The Shearwater and Elgin fields, operated by Shell UK and Total respectively, are high temperature and high pressure gas/condensate production fields located in the Central Graben area of the Central North Sea (Block 22/30) of the U.K. Continental Shelf, 220 kms east of Aberdeen. Shearwater is a platform development and produces rich gas-condensate from Fulmar and Pentland reservoirs at very high reservoir temperatures (up to 190°C), initial pressures (up to 1060 bar) and salinity (around 250,000 mgl-1). The risk of scale deposition – primarily CaCO3 and NaCl – was recognised early in the development phase, and whilst the latter was only predicted for the topsides, CaCO3 was expected throughout the production system. Both have been observed topsides and there is increasing evidence that scale (inferred to be CaCO3) is also depositing down-hole.
The Elgin field lies in a structurally complex area nearly six kilometres below the seabed, where the pressure is over 1100 bar, the reservoir temperature around 200°C, and brine salinities up to 300,000 mgl-1. Calcium carbonate scale deposition has been experienced downhole in Well G6.
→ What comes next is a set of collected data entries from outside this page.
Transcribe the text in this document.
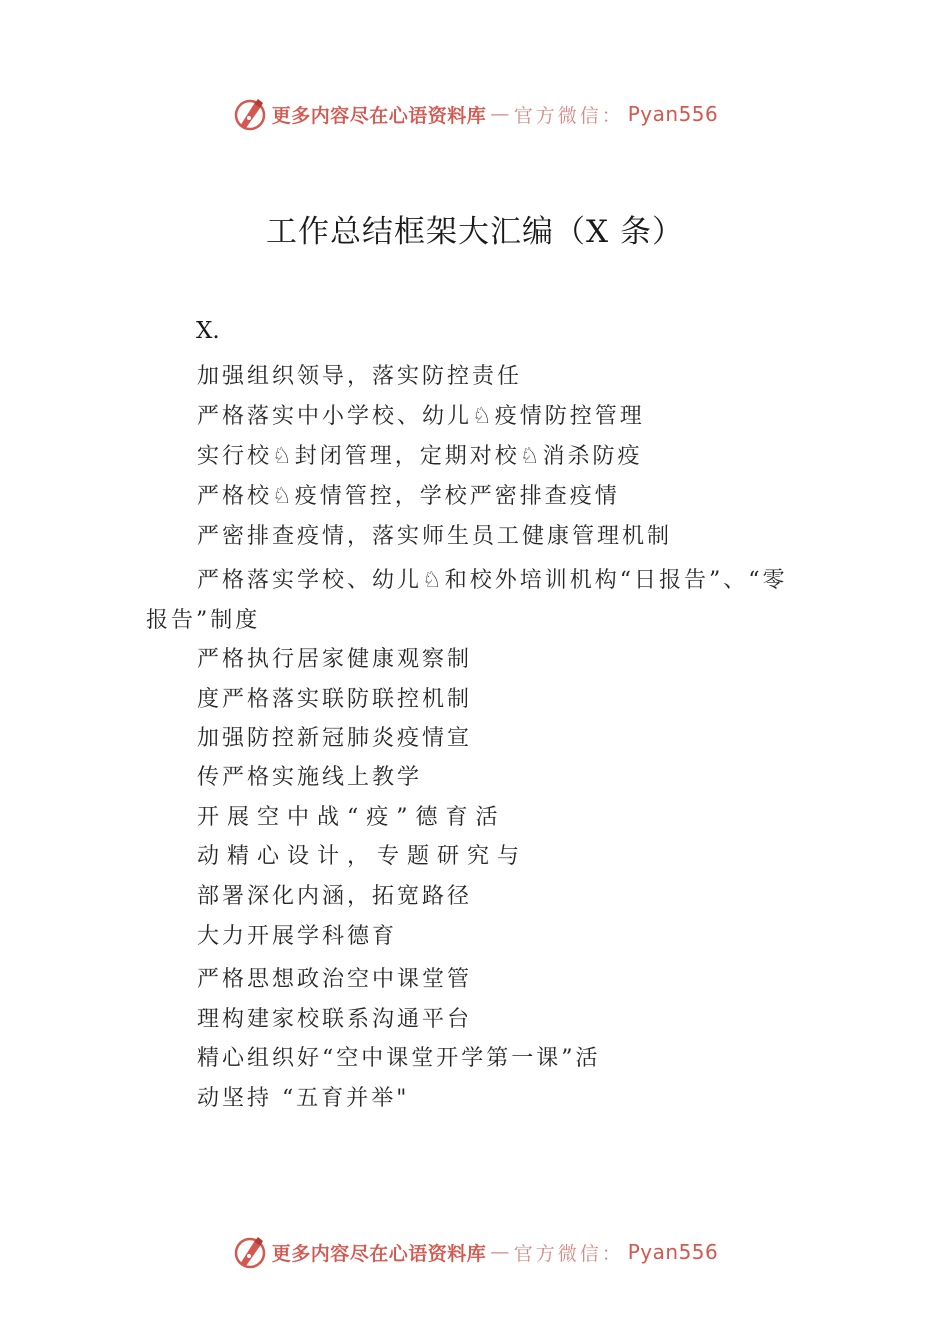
更多内容尽在心语资料库 — 官方微信： Pyan556
工作总结框架大汇编（X 条）
X.
加强组织领导，落实防控责任
严格落实中小学校、幼儿♘疫情防控管理
实行校♘封闭管理，定期对校♘消杀防疫
严格校♘疫情管控，学校严密排查疫情
严密排查疫情，落实师生员工健康管理机制
严格落实学校、幼儿♘和校外培训机构“日报告”、“零
报告”制度
严格执行居家健康观察制
度严格落实联防联控机制
加强防控新冠肺炎疫情宣
传严格实施线上教学
开展空中战“疫”德育活
动精心设计，专题研究与
部署深化内涵，拓宽路径
大力开展学科德育
严格思想政治空中课堂管
理构建家校联系沟通平台
精心组织好“空中课堂开学第一课”活
动坚持 “五育并举"
更多内容尽在心语资料库 — 官方微信： Pyan556
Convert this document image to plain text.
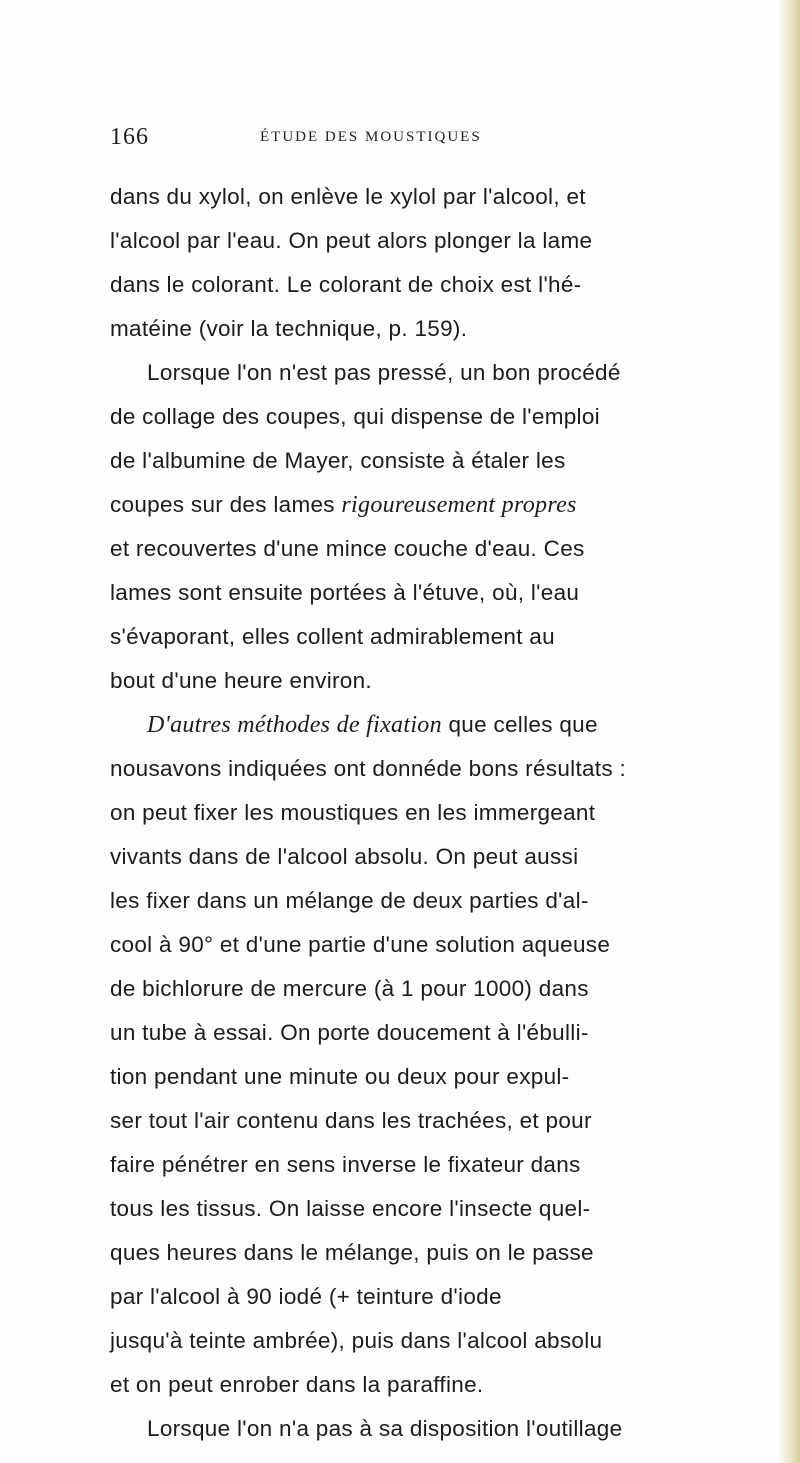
166	ÉTUDE DES MOUSTIQUES
dans du xylol, on enlève le xylol par l'alcool, et
l'alcool par l'eau. On peut alors plonger la lame
dans le colorant. Le colorant de choix est l'hé-
matéine (voir la technique, p. 159).
Lorsque l'on n'est pas pressé, un bon procédé
de collage des coupes, qui dispense de l'emploi
de l'albumine de Mayer, consiste à étaler les
coupes sur des lames rigoureusement propres
et recouvertes d'une mince couche d'eau. Ces
lames sont ensuite portées à l'étuve, où, l'eau
s'évaporant, elles collent admirablement au
bout d'une heure environ.
D'autres méthodes de fixation que celles que
nousavons indiquées ont donnéde bons résultats :
on peut fixer les moustiques en les immergeant
vivants dans de l'alcool absolu. On peut aussi
les fixer dans un mélange de deux parties d'al-
cool à 90° et d'une partie d'une solution aqueuse
de bichlorure de mercure (à 1 pour 1000) dans
un tube à essai. On porte doucement à l'ébulli-
tion pendant une minute ou deux pour expul-
ser tout l'air contenu dans les trachées, et pour
faire pénétrer en sens inverse le fixateur dans
tous les tissus. On laisse encore l'insecte quel-
ques heures dans le mélange, puis on le passe
par l'alcool à 90 iodé (+ teinture d'iode
jusqu'à teinte ambrée), puis dans l'alcool absolu
et on peut enrober dans la paraffine.
Lorsque l'on n'a pas à sa disposition l'outillage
As the CaCO3 scaling potential had been predicted and observed in both fields, it became clear that downhole scaling would need to be controlled by applying inhibitor squeezes. Separate laboratory studies were undertaken to identify suitable scale inhibitors that were thermally stable and compatible under the harsh HP/HT conditions encountered in each field. Since non-aqueous scale inhibitors were not considered to be applicable under these HP/HT, high-salinity conditions, aqueous-based inhibitors were selected for squeeze application. However, it was essential to ensure that any treatment package did not induce significant near-wellbore damage, e.g. due to the ingress of large amounts of aqueous fluids into dry hydrocarbon-producing zones.
A significant difference between the two fields described here was the phase behaviour of the hydrocarbon fluids in the near-wellbore during the squeeze treatments. In Shearwater, condensate drop-out was expected during a squeeze operation, which implied that back-production of this liquid would be required to ensure recovery of gas productivity. For the Elgin reservoirs, however, the hydrocarbons in the near wellbore area were expected to remain as dry gas during a squeeze treatment. A series of novel core flood experiments were therefore conducted to examine the return characteristics of the fluids present in the different reservoirs for different squeeze application strategies. For the Shearwater reservoir this involved the design and evaluation of a hybrid aqueous/non-aqueous treatment that fulfils all requirements including causing negligible formation damage when applied in Shearwater cores. For the Elgin conditions a conventional fully aqueous package was examined.
This paper therefore examines the implications associated with the fluid in place and the associated PVT behaviour of downhole fluids during the design of a squeeze treatment package for application on HP/HT gas condensate fields.